On the coefficients of the liquid drop model mass formulae and nuclear radii

TL;DR

This paper analyzes various liquid drop model mass formulae, determining their coefficients by fitting to experimental nuclear masses, and explores how different terms affect the accuracy and predictions of nuclear masses and radii.

Contribution

It systematically evaluates the impact of additional correction terms on the accuracy of nuclear mass formulas and charge radius predictions, providing optimized coefficients and expressions.

Findings

Coulomb diffuseness correction significantly improves mass formula accuracy.

Wigner and curvature energy terms can be used separately for better fits.

Surface energy coefficient around 17-18 MeV and charge radius r₀ ≈ 1.22-1.23 fm.

Abstract

The coefficients of different mass formulae derived from the liquid drop model and including or not the curvature energy, the diffuseness correction to the Coulomb energy, the charge exchange correction term, different forms of the Wigner term and different powers of the relative neutron excess $I=(N-Z)/A$ have been determined by a least square fitting procedure to 2027 experimental atomic masses.
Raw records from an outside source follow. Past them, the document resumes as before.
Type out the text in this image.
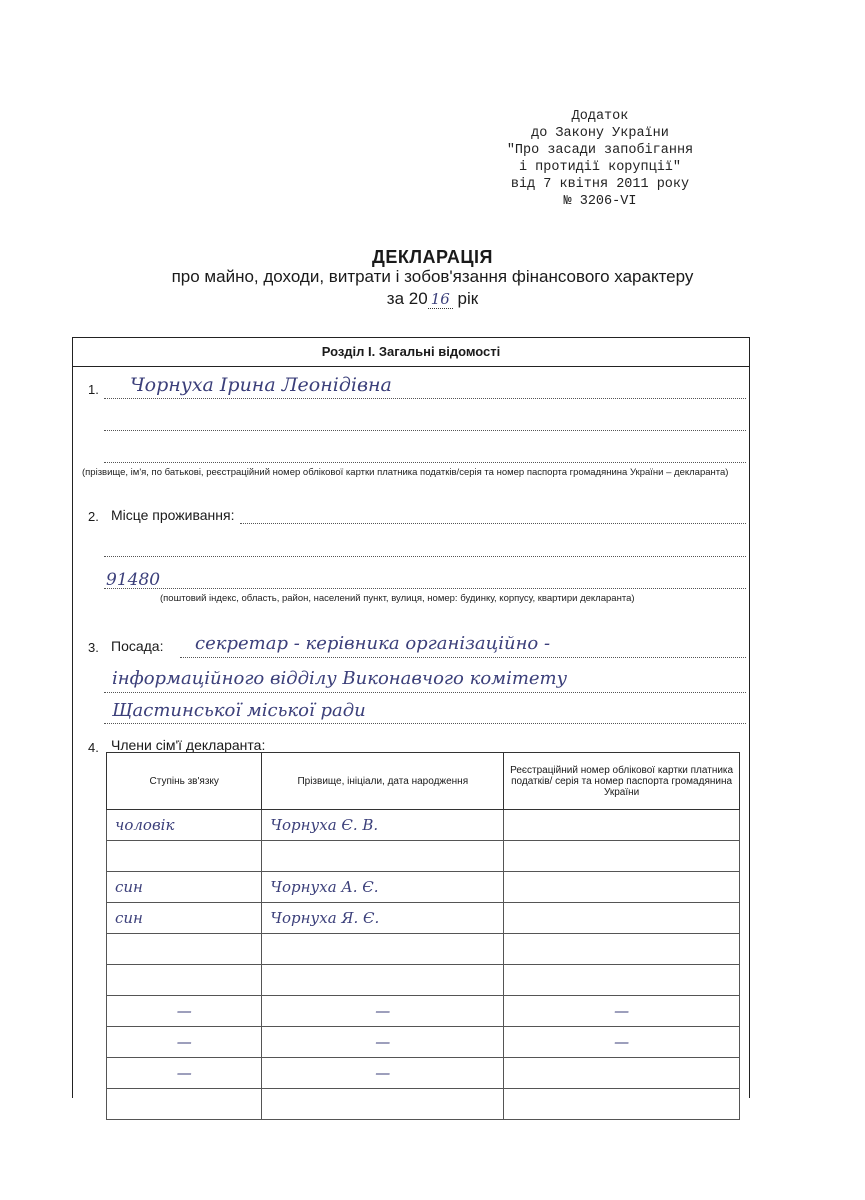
Додаток
до Закону України
"Про засади запобігання
і протидії корупції"
від 7 квітня 2011 року
№ 3206-VI
ДЕКЛАРАЦІЯ
про майно, доходи, витрати і зобов'язання фінансового характеру
за 20 16 рік
Розділ І. Загальні відомості
1. Чорнуха Ірина Леонідівна
(прізвище, ім'я, по батькові, реєстраційний номер облікової картки платника податків/серія та номер паспорта громадянина України – декларанта)
2. Місце проживання:
91480
(поштовий індекс, область, район, населений пункт, вулиця, номер: будинку, корпусу, квартири декларанта)
3. Посада: секретар - керівника організаційно -
інформаційного відділу Виконавчого комітету
Щастинської міської ради
4. Члени сім'ї декларанта:
Ступінь зв'язку	Прізвище, ініціали, дата народження	Реєстраційний номер облікової картки платника податків/ серія та номер паспорта громадянина України
чоловік	Чорнуха Є. В.	

син	Чорнуха А. Є.	
син	Чорнуха Я. Є.	

—	—	—
—	—	—
—	—	
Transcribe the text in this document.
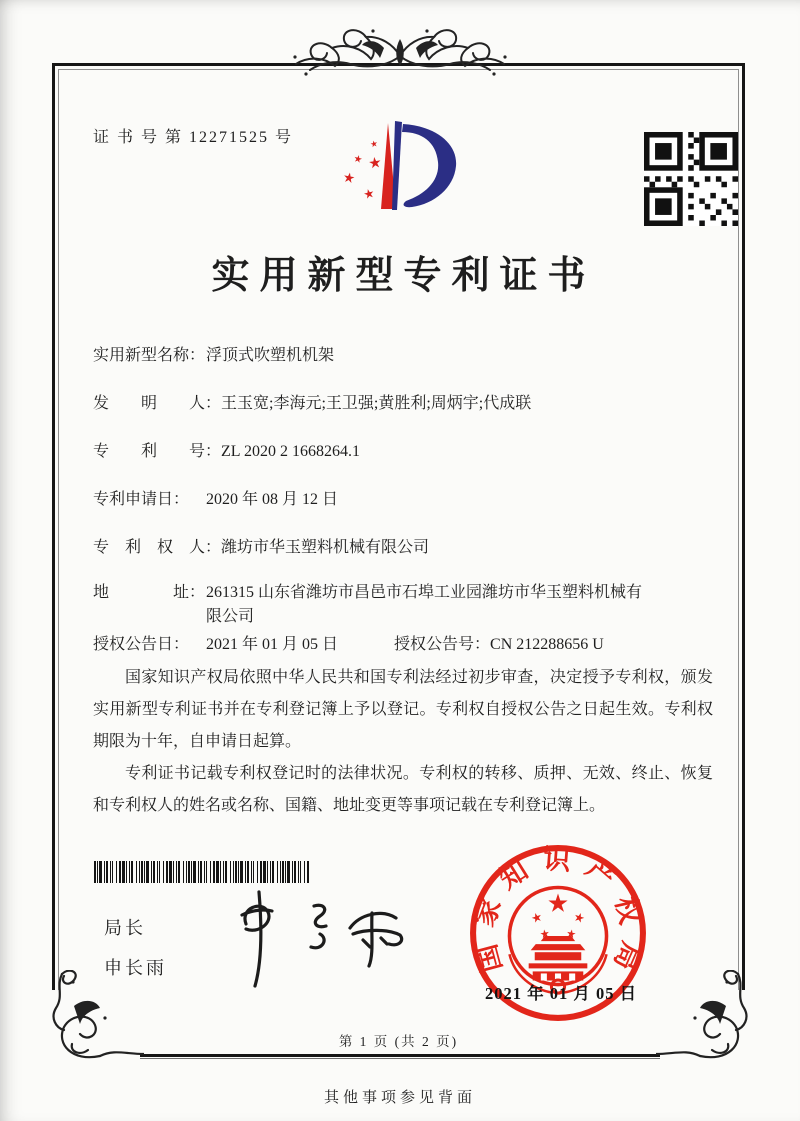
证 书 号 第 12271525 号
实用新型专利证书
实用新型名称： 浮顶式吹塑机机架
发　　明　　人： 王玉宽;李海元;王卫强;黄胜利;周炳宇;代成联
专　　利　　号： ZL 2020 2 1668264.1
专利申请日：	2020 年 08 月 12 日
专　利　权　人： 潍坊市华玉塑料机械有限公司
地　　　　址： 261315 山东省潍坊市昌邑市石埠工业园潍坊市华玉塑料机械有限公司
授权公告日：	2021 年 01 月 05 日	授权公告号： CN 212288656 U

国家知识产权局依照中华人民共和国专利法经过初步审查，决定授予专利权，颁发实用新型专利证书并在专利登记簿上予以登记。专利权自授权公告之日起生效。专利权期限为十年，自申请日起算。

专利证书记载专利权登记时的法律状况。专利权的转移、质押、无效、终止、恢复和专利权人的姓名或名称、国籍、地址变更等事项记载在专利登记簿上。

局长
申长雨	国家知识产权局
2021 年 01 月 05 日
第 1 页 (共 2 页)
其他事项参见背面
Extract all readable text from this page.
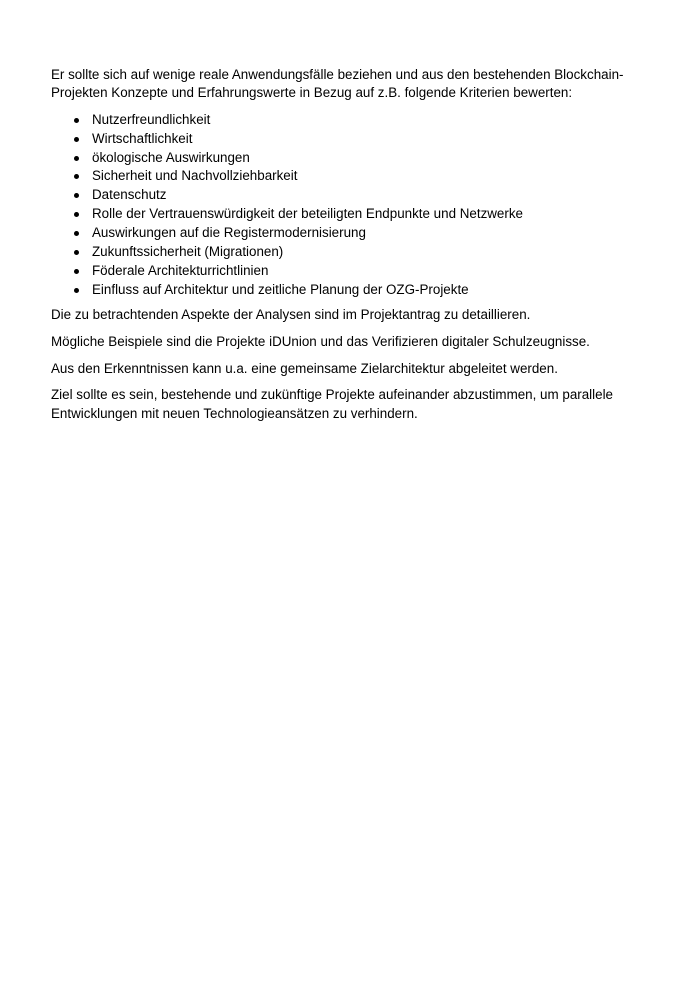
Er sollte sich auf wenige reale Anwendungsfälle beziehen und aus den bestehenden Blockchain-Projekten Konzepte und Erfahrungswerte in Bezug auf z.B. folgende Kriterien bewerten:

Nutzerfreundlichkeit
Wirtschaftlichkeit
ökologische Auswirkungen
Sicherheit und Nachvollziehbarkeit
Datenschutz
Rolle der Vertrauenswürdigkeit der beteiligten Endpunkte und Netzwerke
Auswirkungen auf die Registermodernisierung
Zukunftssicherheit (Migrationen)
Föderale Architekturrichtlinien
Einfluss auf Architektur und zeitliche Planung der OZG-Projekte

Die zu betrachtenden Aspekte der Analysen sind im Projektantrag zu detaillieren.

Mögliche Beispiele sind die Projekte iDUnion und das Verifizieren digitaler Schulzeugnisse.

Aus den Erkenntnissen kann u.a. eine gemeinsame Zielarchitektur abgeleitet werden.

Ziel sollte es sein, bestehende und zukünftige Projekte aufeinander abzustimmen, um parallele Entwicklungen mit neuen Technologieansätzen zu verhindern.
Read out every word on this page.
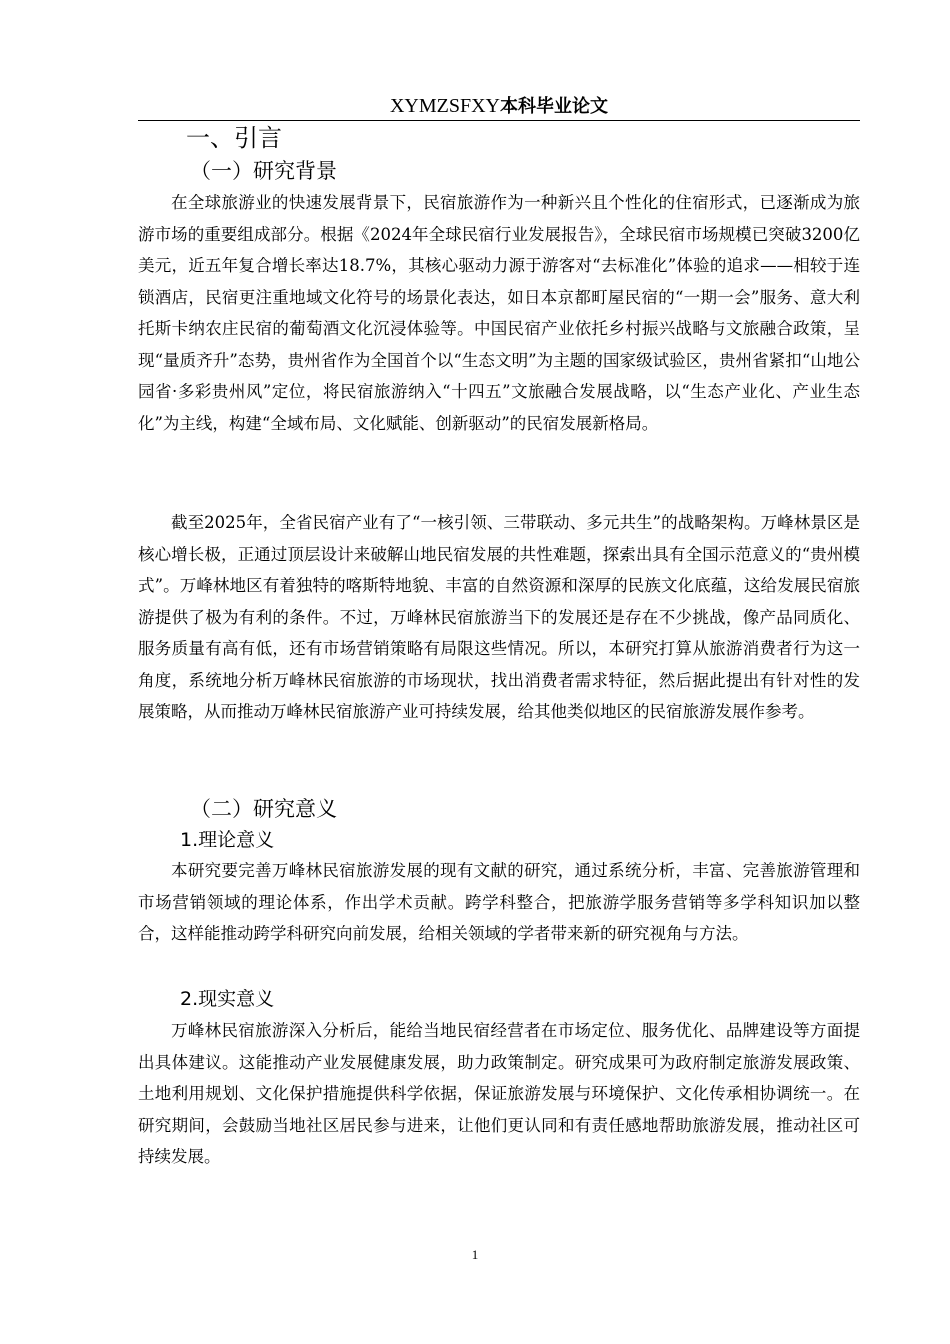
XYMZSFXY本科毕业论文
一、引言
（一）研究背景

在全球旅游业的快速发展背景下，民宿旅游作为一种新兴且个性化的住宿形式，已逐渐成为旅游市场的重要组成部分。根据《2024年全球民宿行业发展报告》，全球民宿市场规模已突破3200亿美元，近五年复合增长率达18.7%，其核心驱动力源于游客对“去标准化”体验的追求——相较于连锁酒店，民宿更注重地域文化符号的场景化表达，如日本京都町屋民宿的“一期一会”服务、意大利托斯卡纳农庄民宿的葡萄酒文化沉浸体验等。中国民宿产业依托乡村振兴战略与文旅融合政策，呈现“量质齐升”态势，贵州省作为全国首个以“生态文明”为主题的国家级试验区，贵州省紧扣“山地公园省·多彩贵州风”定位，将民宿旅游纳入“十四五”文旅融合发展战略，以“生态产业化、产业生态化”为主线，构建“全域布局、文化赋能、创新驱动”的民宿发展新格局。

截至2025年，全省民宿产业有了“一核引领、三带联动、多元共生”的战略架构。万峰林景区是核心增长极，正通过顶层设计来破解山地民宿发展的共性难题，探索出具有全国示范意义的“贵州模式”。万峰林地区有着独特的喀斯特地貌、丰富的自然资源和深厚的民族文化底蕴，这给发展民宿旅游提供了极为有利的条件。不过，万峰林民宿旅游当下的发展还是存在不少挑战，像产品同质化、服务质量有高有低，还有市场营销策略有局限这些情况。所以，本研究打算从旅游消费者行为这一角度，系统地分析万峰林民宿旅游的市场现状，找出消费者需求特征，然后据此提出有针对性的发展策略，从而推动万峰林民宿旅游产业可持续发展，给其他类似地区的民宿旅游发展作参考。

（二）研究意义
1.理论意义

本研究要完善万峰林民宿旅游发展的现有文献的研究，通过系统分析，丰富、完善旅游管理和市场营销领域的理论体系，作出学术贡献。跨学科整合，把旅游学服务营销等多学科知识加以整合，这样能推动跨学科研究向前发展，给相关领域的学者带来新的研究视角与方法。

2.现实意义

万峰林民宿旅游深入分析后，能给当地民宿经营者在市场定位、服务优化、品牌建设等方面提出具体建议。这能推动产业发展健康发展，助力政策制定。研究成果可为政府制定旅游发展政策、土地利用规划、文化保护措施提供科学依据，保证旅游发展与环境保护、文化传承相协调统一。在研究期间，会鼓励当地社区居民参与进来，让他们更认同和有责任感地帮助旅游发展，推动社区可持续发展。

1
The Coulomb diffuseness correction $Z^2/A$ term or the charge exchange correction $Z^{4/3}/A^{1/3}$ term plays the main role to improve the accuracy of the mass formula. The Wigner term and the curvature energy can also be used separately for the same purpose. The introduction of an $|I|$ dependence in the surface and volume energies improves slightly the efficiency of the expansion and is more effective than an $I^4$ dependence. Different expressions reproducing the experimental nuclear charge radius are provided. The different fits lead to a surface energy coefficient of around 17-18 MeV and a relative equivalent rms charge radius r$_0$ of 1.22-1.23 fm.